During an earlier walk, I noticed the grave of a child in the cemetery. Only a year old, her mischievous face grins from a photo set in her headstone. I always pray for her family when I come here. Today they have covered her grave in white mums and placed a ceramic teddy bear there. At another grave, that of a young man who died in his early 20s, someone comes by and leaves cans of unopened Lipton’s Ice Tea. Mostly though, people leave yellow and red mums planted in containers on the graves, so the entire cemetery is washed in color.
In the U.S., Southerners were renowned for the way they tended family graves through generations. It’s sad that as our families broke apart, both socially and geographically, family plots and grave yards disappeared and so did the rituals of honoring the dead.
My parents never took me to a cemetery. I don’t know where my grandparents are buried. My sister is buried on Long Island somewhere. I have never visited her grave. She died of cancer when I was in college in Virginia. I left school to go to her funeral but never made it back to the cemetery after that, in part because I got married and moved to Oklahoma months later.

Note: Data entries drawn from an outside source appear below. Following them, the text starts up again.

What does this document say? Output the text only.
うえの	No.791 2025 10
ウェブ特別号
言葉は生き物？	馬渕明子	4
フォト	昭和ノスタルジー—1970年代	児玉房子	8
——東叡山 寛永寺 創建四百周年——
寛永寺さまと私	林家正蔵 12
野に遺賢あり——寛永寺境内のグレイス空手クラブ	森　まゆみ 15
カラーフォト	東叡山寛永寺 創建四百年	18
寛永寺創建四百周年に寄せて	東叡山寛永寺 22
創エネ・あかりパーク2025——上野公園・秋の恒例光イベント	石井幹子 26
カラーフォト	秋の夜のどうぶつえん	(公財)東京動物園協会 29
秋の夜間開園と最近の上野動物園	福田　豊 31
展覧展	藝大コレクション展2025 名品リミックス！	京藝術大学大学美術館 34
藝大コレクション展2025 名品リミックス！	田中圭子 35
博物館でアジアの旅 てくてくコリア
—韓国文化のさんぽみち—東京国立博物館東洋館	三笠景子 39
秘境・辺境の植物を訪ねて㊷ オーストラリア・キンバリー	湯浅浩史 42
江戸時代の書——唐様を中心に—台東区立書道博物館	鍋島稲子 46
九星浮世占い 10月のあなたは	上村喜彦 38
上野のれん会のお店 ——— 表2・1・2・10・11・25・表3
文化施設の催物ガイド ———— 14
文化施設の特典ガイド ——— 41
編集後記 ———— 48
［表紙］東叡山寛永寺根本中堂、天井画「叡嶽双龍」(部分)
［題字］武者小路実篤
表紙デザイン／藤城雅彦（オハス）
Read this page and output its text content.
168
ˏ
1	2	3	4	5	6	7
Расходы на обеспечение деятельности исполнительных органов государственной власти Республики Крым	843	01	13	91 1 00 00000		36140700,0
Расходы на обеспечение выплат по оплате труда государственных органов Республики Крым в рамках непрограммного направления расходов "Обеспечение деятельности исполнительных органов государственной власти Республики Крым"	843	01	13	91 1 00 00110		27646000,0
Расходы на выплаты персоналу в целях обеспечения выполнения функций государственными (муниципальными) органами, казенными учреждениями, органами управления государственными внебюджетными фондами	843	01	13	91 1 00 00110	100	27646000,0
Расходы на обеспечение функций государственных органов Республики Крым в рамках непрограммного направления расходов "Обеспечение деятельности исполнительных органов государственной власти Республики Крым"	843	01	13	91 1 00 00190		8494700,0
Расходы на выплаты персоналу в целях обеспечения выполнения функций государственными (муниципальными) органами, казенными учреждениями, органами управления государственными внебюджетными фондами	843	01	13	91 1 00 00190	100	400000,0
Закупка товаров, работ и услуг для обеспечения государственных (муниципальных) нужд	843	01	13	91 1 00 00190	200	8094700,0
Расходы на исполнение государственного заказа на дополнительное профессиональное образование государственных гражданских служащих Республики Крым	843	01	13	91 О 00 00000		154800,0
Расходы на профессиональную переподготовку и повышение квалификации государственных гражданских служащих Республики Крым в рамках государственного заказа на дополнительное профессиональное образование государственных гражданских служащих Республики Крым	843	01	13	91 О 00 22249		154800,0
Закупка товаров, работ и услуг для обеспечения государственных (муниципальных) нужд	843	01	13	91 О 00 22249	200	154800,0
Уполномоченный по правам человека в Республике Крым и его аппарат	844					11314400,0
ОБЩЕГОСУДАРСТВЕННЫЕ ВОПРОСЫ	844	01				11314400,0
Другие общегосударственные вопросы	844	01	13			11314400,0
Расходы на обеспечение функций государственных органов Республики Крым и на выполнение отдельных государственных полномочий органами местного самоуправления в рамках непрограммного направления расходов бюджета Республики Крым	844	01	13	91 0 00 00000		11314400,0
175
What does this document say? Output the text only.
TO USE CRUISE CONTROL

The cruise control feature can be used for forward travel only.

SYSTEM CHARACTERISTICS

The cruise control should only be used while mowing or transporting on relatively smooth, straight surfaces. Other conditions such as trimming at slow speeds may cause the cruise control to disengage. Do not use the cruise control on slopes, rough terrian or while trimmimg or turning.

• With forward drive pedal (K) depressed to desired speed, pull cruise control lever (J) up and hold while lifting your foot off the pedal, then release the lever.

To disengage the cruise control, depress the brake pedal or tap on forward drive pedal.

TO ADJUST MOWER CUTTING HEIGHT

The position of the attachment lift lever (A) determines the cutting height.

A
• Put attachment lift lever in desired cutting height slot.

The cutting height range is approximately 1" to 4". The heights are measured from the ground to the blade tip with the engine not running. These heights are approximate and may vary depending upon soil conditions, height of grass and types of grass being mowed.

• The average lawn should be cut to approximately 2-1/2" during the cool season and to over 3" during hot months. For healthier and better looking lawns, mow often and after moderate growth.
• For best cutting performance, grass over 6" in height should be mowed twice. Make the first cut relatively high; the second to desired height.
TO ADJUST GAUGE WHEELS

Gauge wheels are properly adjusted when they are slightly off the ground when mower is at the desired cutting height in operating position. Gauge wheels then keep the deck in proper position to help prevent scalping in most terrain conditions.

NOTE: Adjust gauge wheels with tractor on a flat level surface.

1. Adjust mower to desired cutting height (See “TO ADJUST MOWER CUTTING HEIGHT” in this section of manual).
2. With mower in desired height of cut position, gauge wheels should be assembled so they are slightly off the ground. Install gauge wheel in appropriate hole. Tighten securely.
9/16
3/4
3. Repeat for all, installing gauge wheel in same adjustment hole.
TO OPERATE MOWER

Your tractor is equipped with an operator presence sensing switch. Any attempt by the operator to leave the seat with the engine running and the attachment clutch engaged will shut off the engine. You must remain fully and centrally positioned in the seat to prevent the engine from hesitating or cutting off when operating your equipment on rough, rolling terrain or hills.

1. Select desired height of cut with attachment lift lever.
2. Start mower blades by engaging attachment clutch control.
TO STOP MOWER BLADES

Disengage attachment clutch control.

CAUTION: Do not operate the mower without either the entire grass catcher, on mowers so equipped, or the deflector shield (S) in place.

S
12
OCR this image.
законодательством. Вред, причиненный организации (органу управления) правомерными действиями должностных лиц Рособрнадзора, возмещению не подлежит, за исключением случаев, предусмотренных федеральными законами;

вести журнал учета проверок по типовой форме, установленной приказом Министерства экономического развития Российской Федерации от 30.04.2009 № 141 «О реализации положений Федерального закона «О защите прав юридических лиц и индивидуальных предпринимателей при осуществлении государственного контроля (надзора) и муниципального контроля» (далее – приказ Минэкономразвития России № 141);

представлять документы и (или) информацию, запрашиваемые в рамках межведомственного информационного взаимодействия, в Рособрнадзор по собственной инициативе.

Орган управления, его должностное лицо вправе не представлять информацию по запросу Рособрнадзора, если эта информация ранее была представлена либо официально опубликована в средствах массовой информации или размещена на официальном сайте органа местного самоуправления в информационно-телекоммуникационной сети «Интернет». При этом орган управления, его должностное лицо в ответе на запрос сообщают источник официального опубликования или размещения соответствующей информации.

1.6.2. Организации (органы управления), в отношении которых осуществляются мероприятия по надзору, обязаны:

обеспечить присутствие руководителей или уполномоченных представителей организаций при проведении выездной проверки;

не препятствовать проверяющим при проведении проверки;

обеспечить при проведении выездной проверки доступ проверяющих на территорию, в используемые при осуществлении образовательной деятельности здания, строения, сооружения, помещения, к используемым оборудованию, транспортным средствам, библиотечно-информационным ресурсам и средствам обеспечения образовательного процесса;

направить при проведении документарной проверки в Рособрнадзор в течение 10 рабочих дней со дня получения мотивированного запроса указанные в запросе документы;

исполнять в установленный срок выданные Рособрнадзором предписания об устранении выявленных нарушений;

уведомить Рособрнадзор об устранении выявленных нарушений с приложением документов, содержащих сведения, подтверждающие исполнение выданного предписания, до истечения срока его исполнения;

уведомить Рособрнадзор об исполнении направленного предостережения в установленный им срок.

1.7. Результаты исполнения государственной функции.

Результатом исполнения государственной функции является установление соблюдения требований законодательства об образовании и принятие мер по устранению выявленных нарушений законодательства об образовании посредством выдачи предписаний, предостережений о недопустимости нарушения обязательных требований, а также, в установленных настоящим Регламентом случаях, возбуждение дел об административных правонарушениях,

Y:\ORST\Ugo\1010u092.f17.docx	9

When I was going through my parents’ photo collection after their deaths, I found a photo of her snow-covered grave decorated with greenery and a red bow. A German friend of my mother’s had gone to the grave on my mother’s behalf at Christmas, and I can’t express what that gesture meant to me when I learned of it all those years later. I cherish those photos, even if I can't bear to view them.
My parents are buried in a town that’s a three-hour drive from my home in Virginia. The first year after they died, I visited their graves every time I was in the area, several times a year. I haven’t been to the cemetery in years, and that’s sad. Why do we invest emotionally and financially in burying the dead and marking their resting places and then never visit the memorials we create and pay for? Does closure mean walking away and never coming back?
Maybe my experience isn’t typical. Do any of you regularly visit the graves of loved ones and relatives? Do you bring your children? Is there a ritual or tradition associated with those visits?